If your company has been running for at least six months, then by the standards of some business financing options you have officially left the world of startups and have become an operating small business. This opens up a wide array of loans for small businesses that are generally not available to startup businesses.
What Are My Small Business Loan Options?
Depending on the actual length of time your business has been open, these solutions can range from traditional unsecured business loans or online small business loans backed by the Small Business Administration (or SBA, a U.S. government agency created to provide support to small businesses), to merchant cash advances or bank statement financing, to equipment leasing options.
Unsecured Small Business Loans
Unsecured small business loans are a good option for businesses that have been in operation for two years or more and have a good, established business credit profile.
Since these loans for small businesses are not tied to any collateral and is based primarily on credit worthiness and the ability to repay, interest rates may be higher than if you secure the loan with an asset. In addition to an unsecured small business loan (which would usually have a fixed interest rate and a set term to pay back the loan), there is also an option to obtain an unsecured business line of credit.

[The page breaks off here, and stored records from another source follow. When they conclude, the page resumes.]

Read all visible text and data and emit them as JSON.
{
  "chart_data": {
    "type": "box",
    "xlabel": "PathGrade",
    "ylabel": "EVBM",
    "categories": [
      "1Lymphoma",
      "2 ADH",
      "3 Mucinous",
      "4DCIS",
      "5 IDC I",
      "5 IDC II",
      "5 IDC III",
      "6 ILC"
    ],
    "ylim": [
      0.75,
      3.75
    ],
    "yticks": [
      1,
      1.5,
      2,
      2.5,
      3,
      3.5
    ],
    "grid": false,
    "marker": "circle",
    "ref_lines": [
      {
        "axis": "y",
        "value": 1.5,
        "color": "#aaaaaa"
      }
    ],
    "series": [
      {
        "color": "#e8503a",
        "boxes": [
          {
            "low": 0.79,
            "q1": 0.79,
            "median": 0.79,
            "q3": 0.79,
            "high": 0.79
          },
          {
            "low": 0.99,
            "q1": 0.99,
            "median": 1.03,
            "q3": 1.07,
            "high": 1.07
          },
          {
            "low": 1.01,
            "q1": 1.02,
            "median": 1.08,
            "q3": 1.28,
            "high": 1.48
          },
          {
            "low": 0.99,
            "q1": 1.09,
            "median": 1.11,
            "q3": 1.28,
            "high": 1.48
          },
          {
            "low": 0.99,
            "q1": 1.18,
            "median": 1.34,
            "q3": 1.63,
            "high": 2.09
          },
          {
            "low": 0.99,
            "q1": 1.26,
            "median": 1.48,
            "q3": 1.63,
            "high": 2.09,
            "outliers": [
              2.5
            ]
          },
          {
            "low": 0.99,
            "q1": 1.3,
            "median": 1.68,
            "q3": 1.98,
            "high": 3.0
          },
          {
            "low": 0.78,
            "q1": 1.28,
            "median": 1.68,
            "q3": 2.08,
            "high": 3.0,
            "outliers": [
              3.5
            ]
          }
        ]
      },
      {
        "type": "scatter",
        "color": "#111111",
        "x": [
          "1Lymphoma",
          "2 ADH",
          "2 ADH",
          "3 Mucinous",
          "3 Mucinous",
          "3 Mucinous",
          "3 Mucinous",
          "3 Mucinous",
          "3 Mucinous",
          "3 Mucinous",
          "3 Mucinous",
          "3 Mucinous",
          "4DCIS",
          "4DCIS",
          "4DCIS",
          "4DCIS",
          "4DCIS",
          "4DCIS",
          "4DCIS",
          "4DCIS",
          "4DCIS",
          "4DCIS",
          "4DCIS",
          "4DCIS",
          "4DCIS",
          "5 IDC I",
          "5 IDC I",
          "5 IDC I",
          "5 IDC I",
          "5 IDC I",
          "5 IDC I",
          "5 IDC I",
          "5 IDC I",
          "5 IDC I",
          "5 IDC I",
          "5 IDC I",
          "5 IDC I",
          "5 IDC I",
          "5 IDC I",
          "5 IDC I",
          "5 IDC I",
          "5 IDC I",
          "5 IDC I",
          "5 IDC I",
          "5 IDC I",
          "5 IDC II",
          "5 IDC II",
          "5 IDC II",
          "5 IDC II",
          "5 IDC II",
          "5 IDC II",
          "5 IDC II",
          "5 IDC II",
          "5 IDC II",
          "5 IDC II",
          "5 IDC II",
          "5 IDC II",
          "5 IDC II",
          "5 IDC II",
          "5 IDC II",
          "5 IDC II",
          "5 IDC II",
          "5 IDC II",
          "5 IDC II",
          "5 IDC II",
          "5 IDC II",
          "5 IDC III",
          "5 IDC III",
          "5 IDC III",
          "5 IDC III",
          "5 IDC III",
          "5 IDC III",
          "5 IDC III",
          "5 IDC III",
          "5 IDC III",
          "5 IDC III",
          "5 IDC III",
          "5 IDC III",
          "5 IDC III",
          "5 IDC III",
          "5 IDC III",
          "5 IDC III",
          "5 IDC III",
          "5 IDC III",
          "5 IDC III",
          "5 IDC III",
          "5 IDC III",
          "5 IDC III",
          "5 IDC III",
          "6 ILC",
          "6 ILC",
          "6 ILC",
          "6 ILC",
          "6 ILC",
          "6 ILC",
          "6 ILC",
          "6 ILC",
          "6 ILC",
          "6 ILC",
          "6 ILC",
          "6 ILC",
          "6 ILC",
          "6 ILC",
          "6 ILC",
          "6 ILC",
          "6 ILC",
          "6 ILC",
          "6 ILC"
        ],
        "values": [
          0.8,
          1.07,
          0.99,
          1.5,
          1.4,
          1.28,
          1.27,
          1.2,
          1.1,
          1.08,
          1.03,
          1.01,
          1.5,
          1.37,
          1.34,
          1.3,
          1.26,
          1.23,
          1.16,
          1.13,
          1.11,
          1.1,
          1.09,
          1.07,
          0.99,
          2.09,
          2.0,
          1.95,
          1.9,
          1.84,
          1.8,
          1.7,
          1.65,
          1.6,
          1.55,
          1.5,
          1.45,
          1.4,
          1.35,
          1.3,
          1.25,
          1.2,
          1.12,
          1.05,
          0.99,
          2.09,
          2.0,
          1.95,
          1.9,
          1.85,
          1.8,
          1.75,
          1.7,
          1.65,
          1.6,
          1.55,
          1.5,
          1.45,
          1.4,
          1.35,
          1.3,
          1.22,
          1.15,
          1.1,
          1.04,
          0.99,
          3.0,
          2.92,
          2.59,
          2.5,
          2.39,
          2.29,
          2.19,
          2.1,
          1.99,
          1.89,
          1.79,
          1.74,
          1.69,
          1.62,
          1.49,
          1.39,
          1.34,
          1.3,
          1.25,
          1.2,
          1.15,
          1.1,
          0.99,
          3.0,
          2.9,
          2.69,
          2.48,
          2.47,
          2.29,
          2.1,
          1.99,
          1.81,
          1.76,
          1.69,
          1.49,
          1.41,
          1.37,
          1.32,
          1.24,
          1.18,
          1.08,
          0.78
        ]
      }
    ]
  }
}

With a business line of credit you will only have to pay back the amount of the line you access at any given time, so if you need money for cash flow from time to time but don’t need a lump sum all at once, this can be a great choice. A business credit card is a form of an unsecured line of credit.
Merchant Cash Advance and Bank Statement Financing
Merchant cash advances and bank statement financing are two kinds of alternative business financing options that have grown in popularity. Since the Great Recession of 2009, unsecured lending has stayed rigid, making it difficult for small business to get the quick access to capital needed to rebound from economic lows. It’s more complicated for small business that haven’t been in operation for several years or if your business credit is poor or non-existent.
With a merchant cash advance, the lending institution will provide the business with an advance against future credit card or debit card sales. Bank statement financing is a business loan that takes into account your monthly business bank account balance as a determining factor in the approval process. The lender will review your credit, but even if you have bad credit you can still qualify for this loan for your small business if you have healthy daily balances in your business banking accounts. This will give the lender confidence in the stability of your company and in your ability to repay the loan. Bank statement financing is not secured by any asset so it is considered a form of unsecured loan for small businesses.
Equipment Leasing and Sale Leaseback Options
Equipment leasing is very common for small businesses when the money you are looking to borrow for your company will be used for certain types of equipment. Leasing equipment allows you to keep on hand cash that you would have otherwise used for a lump sum purchase. Equipment leasing is not a small business loan, but rather another way to get the equipment that your business needs to operate without the huge out of pocket expense.
Sales leasebacks (the term is short for “sale-and-leaseback”) is something that can be used to generate cash when you already own the equipment outright. In this scenario, you can sell the equipment you own to a financial institution. That institution will then lease the same equipment back to you. While this does cause a small business owner to lose an existing asset, it can provide needed liquidity for immediate cash flow needs or for investing into growing the business.
What Online Small Business Loan Is Right For Me?
The online loan that is best for your small business will depend on the length of time you have been in business, your business credit profile (in certain cases your personal credit as well), the purpose of the loan, the industry you are in, whether you accept credit card payments, and whether you have accounts payable, among other factors.